De Fallou Séne Communicant/Chercheur/Expert en Efficacité énergétique
Sokhna Mariama Bousso est plus connue sous le surnom de « Diarriatoulah » (La voisine de Dieu) de par son attachement aux préceptes de l’islam ; sa piété et sa conformité aux recommandations divines. Elle est issue d’une ligne patrilinéaire chérifienne de la mythique famille de Mboussobé et, d’une ligne matrilinéaire « Gondioh » qu’elle partage avec Sidy Alboury Ndiaye et Mame Cheikh Mbaye (père de Serigne Sam mbaye et de El. Hadji Dijly Mbaye). De sa lignée maternelle, Sokhna Diarra a acquis une formation dans les sciences religieuses et le développement de la pratique du soufisme.
La vie de Sokhna Diarra se résume ainsi : sa famille (réduite et élargie) et l’adoration d’Allah par la Sunna Prophétique. Serigne Bassirou relate dans Minanul Baqil khadim que : » Sokhna Mariama se souciait de l’éducation de ses enfants (Mame Mor Sokhna Diarra, Cheikhoul Khadim, Sokhna Faty Balla, Serigne Habiboulah) et de leur formation spirituelle. Ainsi, elle leur disait que : la prière au milieu de la nuit est la culture des vertueux ». Par-là, on comprend parfaitement la dimension accordée par Cheikhoul Khadim dans la vivification des pratiques méritoires comme les prières surérogatoires.
Sokhna Bousso fut une femme exemplaire et soumise envers son époux, Mame Mor Anta Saly par elle cherchait en permanence l’agrément du SEIGNEUR. Elle entretenait d’excellentes relations avec ses coépouses notamment Sokhna Anta Ndiaye Mbacké qui facilita d’ailleurs son union avec Mame Mor…
Borom Porokhane est la femme dont tout enfant voudrait qu’elle soit sa mère, et tout frère voudrait l’avoir comme sœur, bref, toute personne normale voudrait avoir une Sokhna Diarra dans sa vie, de par son attitude vertueuse envers son SEIGNEUR et à son prochain…
Qu’Allah répande sa miséricorde et renouvelle son agrément suprême sur la fille bénite de Sokhna Asta Walo.

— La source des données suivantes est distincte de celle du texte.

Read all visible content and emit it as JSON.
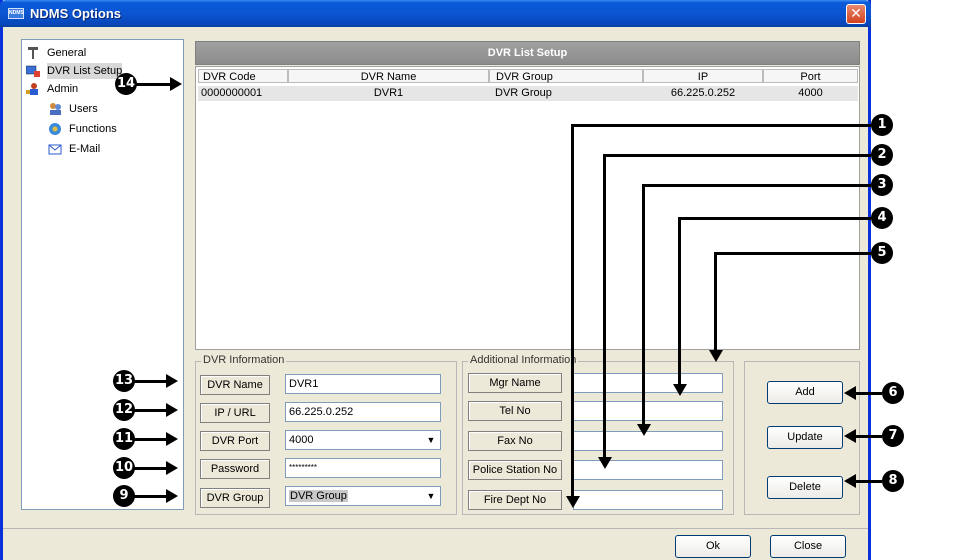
{
  "window": {
    "title": "NDMS Options",
    "app_icon": "NDMS",
    "close_icon": "close-icon"
  },
  "tree": [
    {
      "label": "General",
      "icon": "general-icon"
    },
    {
      "label": "DVR List Setup",
      "icon": "dvr-list-icon",
      "selected": true
    },
    {
      "label": "Admin",
      "icon": "admin-icon"
    },
    {
      "label": "Users",
      "icon": "users-icon"
    },
    {
      "label": "Functions",
      "icon": "functions-icon"
    },
    {
      "label": "E-Mail",
      "icon": "email-icon"
    }
  ],
  "list": {
    "title": "DVR List Setup",
    "columns": [
      "DVR Code",
      "DVR Name",
      "DVR Group",
      "IP",
      "Port"
    ],
    "rows": [
      [
        "0000000001",
        "DVR1",
        "DVR Group",
        "66.225.0.252",
        "4000"
      ]
    ]
  },
  "dvr_info": {
    "title": "DVR Information",
    "name_label": "DVR Name",
    "name_value": "DVR1",
    "ip_label": "IP / URL",
    "ip_value": "66.225.0.252",
    "port_label": "DVR Port",
    "port_value": "4000",
    "password_label": "Password",
    "password_value": "*********",
    "group_label": "DVR Group",
    "group_value": "DVR Group"
  },
  "additional_info": {
    "title": "Additional Information",
    "mgr_label": "Mgr Name",
    "mgr_value": "",
    "tel_label": "Tel No",
    "tel_value": "",
    "fax_label": "Fax No",
    "fax_value": "",
    "police_label": "Police Station No",
    "police_value": "",
    "fire_label": "Fire Dept No",
    "fire_value": ""
  },
  "actions": {
    "add": "Add",
    "update": "Update",
    "delete": "Delete"
  },
  "footer": {
    "ok": "Ok",
    "close": "Close"
  },
  "callouts": [
    "1",
    "2",
    "3",
    "4",
    "5",
    "6",
    "7",
    "8",
    "9",
    "10",
    "11",
    "12",
    "13",
    "14"
  ]
}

Qui était Sokhna Diarra Bousso ?
Originaire de la grande famille des ″Mboussobé″ connue par leur piété, leur droiture et leur imprégnation aux valeurs islamiques, Sayidatunâ Mariama Bousso a très tôt suivi et fidèlement, la voie tracée par ses aïeuls. Sa dévotion sans faille lui a valu le nom de ″Diarratoul-Lahi″ (ou la Voisine d’Allah). La Sainte mère de Serigne Touba Khadimou Rassoul fut un modèle accompli de femme vertueuse, une éternelle référence, un inépuisable océan de valeurs. Très tôt, elle eut déjà acquis une solide connaissance du livre Coran. Elle faisait toujours preuve d’un dévouement certain envers son «Serigne» (époux), Mamor Anta Saly Mbacké. Elle écoutait avec une attention toute particulière les conseils et les autres recommandations des vieilles femmes de son époque. Et la légende nous dit d’elle : «Alors qu’elle s’apprêtât à gagner la maison conjugale, Sokhna Mariama Bousso avait saisi un exemplaire du Saint-Coran et l’ouvrit. Elle tomba net sur ce verset : ″Muhammad (Psl) n’a jamais été le père de l’un de vos hommes mais le Messager de Dieu et le Sceau des Prophètes″» S.33 (les coalisés al Ahzâb), V.40.» Et elle laissa entendre : «Si ce n’était ces paroles immuables de Dieu, je peux garantir, par serment, que je compterais parmi ma progéniture un Prophète.»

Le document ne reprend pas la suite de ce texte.